Öyle ki, cemaati bu dönemde güçlenen liderlerden Fethullah Gülen, yıllar sonra TV’deki bir konuşmasında darbeyle ilgili fikirlerini samimiyetle ifade edecekti: “Türkiye bir yerlere çekilmek istenmişti… Askerî müdahaleleri bütün bütün yadırgamak, bütün bütün isabetsizdir demek doğru değildir.” Konu “dine” geldiğinde ise Gülen’in tutumu daha da netleşiyordu: “12 Eylül hareketini gerçekleştiren insanlar da din realitesi karşısında duyarlı davrandılar. Müfredatlara ahlak-din dersi koydular… Ve komite bu işe sahip çıktı. Çok önemli de bir iş yaptılar. Din realitesi karşısında duyarlı davrandılar.” Bu “duyarlılık” da meyvelerini 2000’li yılların başlarında verecek, rejimin değişmesine giden yol açılacaktı. 

Bugüne geldiğimizde ise 12 Eylül Darbesi’nin yolunu açtığı, AKP iktidarının da siyasi örgütlenme ve toplumsal güç olarak kullandığı tarikat ve cemaatler şeklindeki İslamcı yapıların, ülke sorunları gündeminin en tepesine yerleştiğini görüyoruz. Bu gruplar AKP iktidarının kürsüden dillendiremediği ne varsa, sosyal medyadan televizyonlara kadar her yerde bu düşüncelerini serbestçe paylaşıyorlar. Sivil toplum kuruluşu etiketiyle festival, konser yasaklatıyor, alkol yasaklarını savunuyorlar. İçki tüketilen mekânları dolaşıp, “tebliğ” adı altında kişisel hayatlara müdahalede bulunuyorlar. Herhangi bir denetimden uzak tarikat/cemaat yurtları ve okullarında çocukların mazur kaldığı taciz ve tecavüz olaylarının basındaki haberleri de hiç eksik olmuyor.

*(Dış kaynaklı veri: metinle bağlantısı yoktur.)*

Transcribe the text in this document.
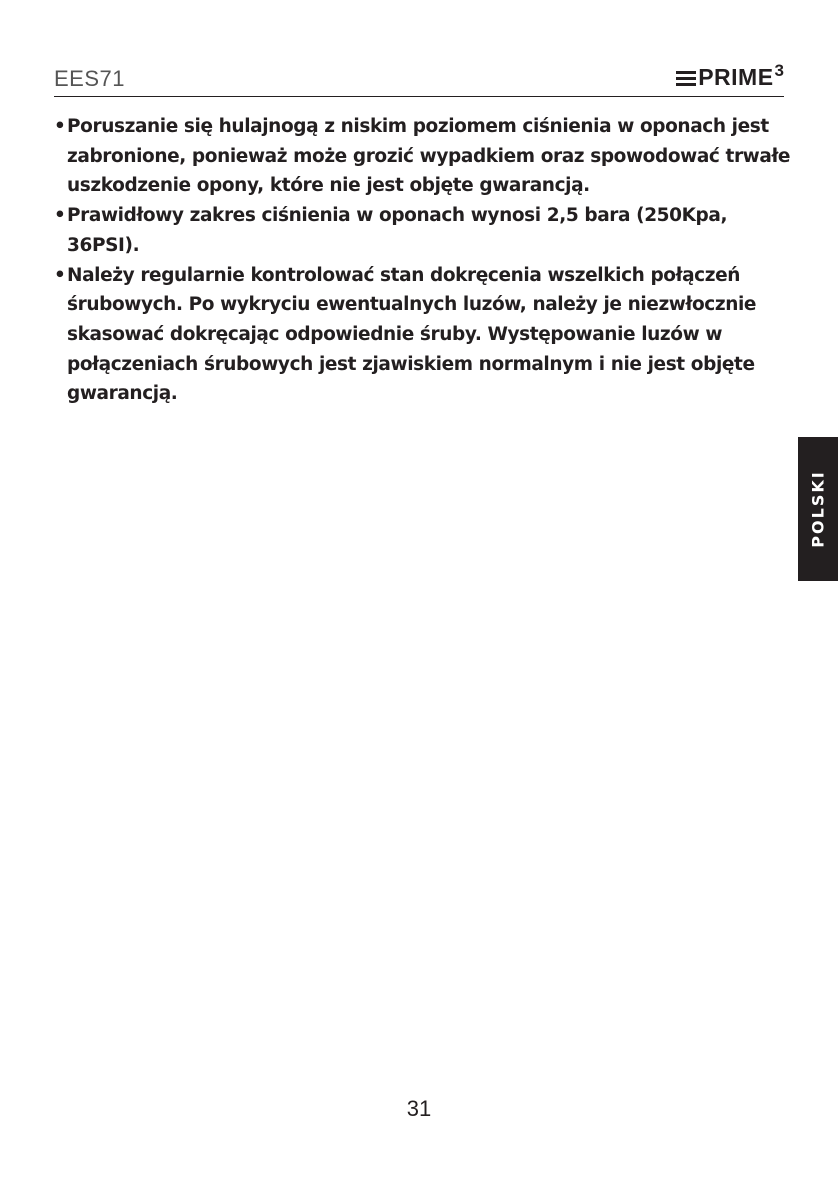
EES71	PRIME 3
• Poruszanie się hulajnogą z niskim poziomem ciśnienia w oponach jest zabronione, ponieważ może grozić wypadkiem oraz spowodować trwałe uszkodzenie opony, które nie jest objęte gwarancją.
• Prawidłowy zakres ciśnienia w oponach wynosi 2,5 bara (250Kpa, 36PSI).
• Należy regularnie kontrolować stan dokręcenia wszelkich połączeń śrubowych. Po wykryciu ewentualnych luzów, należy je niezwłocznie skasować dokręcając odpowiednie śruby. Występowanie luzów w połączeniach śrubowych jest zjawiskiem normalnym i nie jest objęte gwarancją.
POLSKI
31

Bakanlıklar ise bu dinî grupların kadro merkezine dönüşmüş durumda. 

Genel itibarıyla bu görüntü, başka unsurların etkilerini de göz ardı etmeden, kitle, kurumlar ve uygulamalar üzerindeki yerelleşmeyle açıklanabilir. Keza yerelleşme, kendi yerel kurumlarını önceleyen, birtakım yerel değerler etrafında kişileri ve hukuku tanımlayan, kurgulama sevdalısı, çarpıtılmış bir taşralı ideolojisidir. Bu ideolojiye göre, yeni rejimin “sivili”nin, tarikat mensupları olması da; “makbul ferdinin” inancına “daha fazla özgürlük ve saygı” bekleyen dindarlardan oluşması da; serbestlik, güç kullanımının dinî grupların eline teslim edilmesi de; yeni rejimin hukuki kararlarının yine aynı yerellikten feyz alması da tuhaf değildir. Türkiye’de yerelliğin vücut bulmuş hali ise İslamcılıktır… 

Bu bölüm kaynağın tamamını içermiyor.